I used to write grants for the medical and public health schools of a medical research university, and I often helped public health researchers write grants for HIV/AIDS programs in Africa.  Time and again, they scoffed at faith-based groups in Africa who preached abstinence and fidelity.  They never said quite why they didn’t approve of these methods, but you got the feeling that they thought preaching morals was imperialistic and, well, moralizing.  Instead, they wanted AIDS education and AIDS medication (both good things, but not enough by themselves).  In other words, they didn’t want to step on their own pluralistic toes by suggesting that something was fundamentally flawed in African culture and in the worldviews of certain peoples, so they dared not suggest these good people change their view of right sexuality.  A new report on all this is discussed at great length at First Things.

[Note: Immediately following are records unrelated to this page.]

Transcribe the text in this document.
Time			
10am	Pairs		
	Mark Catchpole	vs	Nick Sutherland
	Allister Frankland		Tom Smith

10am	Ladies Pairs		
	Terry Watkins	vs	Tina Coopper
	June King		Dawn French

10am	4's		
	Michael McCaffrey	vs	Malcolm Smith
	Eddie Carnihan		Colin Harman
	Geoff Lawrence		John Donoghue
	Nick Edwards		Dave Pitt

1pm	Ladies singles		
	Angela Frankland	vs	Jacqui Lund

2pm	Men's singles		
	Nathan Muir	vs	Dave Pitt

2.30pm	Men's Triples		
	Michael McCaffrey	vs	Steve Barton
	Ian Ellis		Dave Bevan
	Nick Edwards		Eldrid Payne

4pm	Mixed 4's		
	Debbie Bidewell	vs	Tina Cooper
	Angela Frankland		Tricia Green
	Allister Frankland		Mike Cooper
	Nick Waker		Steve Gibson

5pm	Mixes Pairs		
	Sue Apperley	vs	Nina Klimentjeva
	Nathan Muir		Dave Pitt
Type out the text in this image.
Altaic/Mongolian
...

Katherine Marshall and Lucy Keough, lead authors of the report, are clearly uncomfortable with approaches to HIV prevention that emphasize sexual responsibility, behavior change, and morally based messages. They praise the work and compassion of faith communities in treating and caring for people ­living with AIDS and their families, yet harshly ­criticize the messages of faith communities for increasing the stigma of AIDS. Their discomfort with attempts to change sexual behavior is evident early in the report, when, for example, they muse: “Should the focus be on changing the behaviors that contribute to HIV/AIDS? (Is that possible? Desirable? How? With what assurance?)”

Education and medicine bring change, but the gospel brings the most fundamental change in all of history.  That’s why it works in the fight against AIDS/HIV.